Quote Originally Posted by jmsrickland View Post
Code:
Private Declare Function PlaySound Lib "winmm.dll" Alias "PlaySoundA" _
 (ByRef lpszName As Any, _
  ByVal hModule As Long, _
  ByVal dwFlags As Long) As Long

Private Const SND_ASYNC = &H1
Private Const SND_MEMORY = &H4

Dim WavSound() As Byte

Private Sub Command1_Click()
 WavSound = LoadResData(101, "custom")
 MsgBox "WavSound Loaded"
End Sub

Private Sub Command2_Click()
 On Error Resume Next
 PlaySound WavSound(0), 0, SND_MEMORY Or SND_ASYNC
End Sub

Public Sub Command3_Click()
 PlaySound "", ByVal 0&, SND_MEMORY
End Sub

Private Sub Form_Unload(Cancel As Integer)
 Command3_Click
 End
End Sub


This works for some reason, but there are a couple problems I see, things that will need to be changed to be technically correct.

1. Your PlaySound declare statement uses ByVal for hModule, and later when calling it to stop the playing you use ByVal 0&. This is redundant, as ByVal is only needed when calling if you have ByRef in the declaration.

2. You use pass the number zero as 0& instead of 0. This is also redundant. In your declaration, you use ByVal hModule As Long. This means any value you supply to it will automatically be converted to a long (just like with the CLng function) prior to being passed to the DLL file for processing. So manually setting it as a zero-valued long (by saying 0&) instead of a zero-valued integer (by saying 0) is redundant.
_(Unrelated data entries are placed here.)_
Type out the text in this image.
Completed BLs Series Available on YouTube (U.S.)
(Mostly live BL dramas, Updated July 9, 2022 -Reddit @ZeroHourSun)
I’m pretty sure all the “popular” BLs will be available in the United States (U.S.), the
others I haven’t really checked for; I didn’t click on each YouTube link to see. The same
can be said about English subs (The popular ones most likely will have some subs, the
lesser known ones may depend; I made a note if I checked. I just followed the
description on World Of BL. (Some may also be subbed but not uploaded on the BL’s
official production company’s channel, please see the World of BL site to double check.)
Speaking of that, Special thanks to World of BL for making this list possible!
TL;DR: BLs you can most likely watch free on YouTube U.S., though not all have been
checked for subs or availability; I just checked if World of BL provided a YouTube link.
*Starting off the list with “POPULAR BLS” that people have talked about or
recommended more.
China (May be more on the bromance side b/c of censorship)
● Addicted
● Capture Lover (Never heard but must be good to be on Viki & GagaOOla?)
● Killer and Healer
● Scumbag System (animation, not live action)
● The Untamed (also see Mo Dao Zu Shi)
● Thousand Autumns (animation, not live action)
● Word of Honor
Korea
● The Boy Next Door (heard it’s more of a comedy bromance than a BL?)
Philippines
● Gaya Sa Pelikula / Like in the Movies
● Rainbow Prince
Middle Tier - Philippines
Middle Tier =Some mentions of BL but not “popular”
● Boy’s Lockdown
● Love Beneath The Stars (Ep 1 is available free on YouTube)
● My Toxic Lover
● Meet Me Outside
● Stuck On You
3. In your line to stop the playing sound your first argument you pass is "" (an empty string), which is actually the pointer to an empty string because it was declared ByRef in the declaration. But you aren't supposed to pass a pointer to an empty string. In order to stop playing (according to Microsoft's official documentation) you are supposed to pass a pointer to to a NULL string, which is to say a 1-character string who's ascii value is 0x00 (the NULL ascii character). So instead of typing "" for the first argument, you should have put vbNullchar (the VB constant for a string consisting of a a single ascii NULL character), or just to make sure you are passing just 1 byte to the function (since all strings in VB are unicode, 2bytes per character) is to have passed this instead StrConv(vbNullchar,vbFromUnicode). This command will convert the 1 unicode character long string which is a NULL character (having a 2byte unicode value of 0x0000) into a true ascii (1 byte per character) string consisting of 1 ascii character long string which is a NULL character (having a 1byte ascii value of 0x00). It would output a proper single character (1 byte) ascii string of a NULL character and would have passed the pointer to the string, to the DLL file.

You put:
Code:
Public Sub Command3_Click()
 PlaySound "", ByVal 0&, SND_MEMORY
End Sub
You should have put:
Code:
Public Sub Command3_Click()
 PlaySound vbNullchar, 0, SND_MEMORY
End Sub
or even better:
Code:
Public Sub Command3_Click()
 PlaySound StrConv(vbNullchar,vbFromUnicode), 0, SND_MEMORY
End Sub
If I'm mistaken in this, please correct me, so I can see where my understanding is wrong.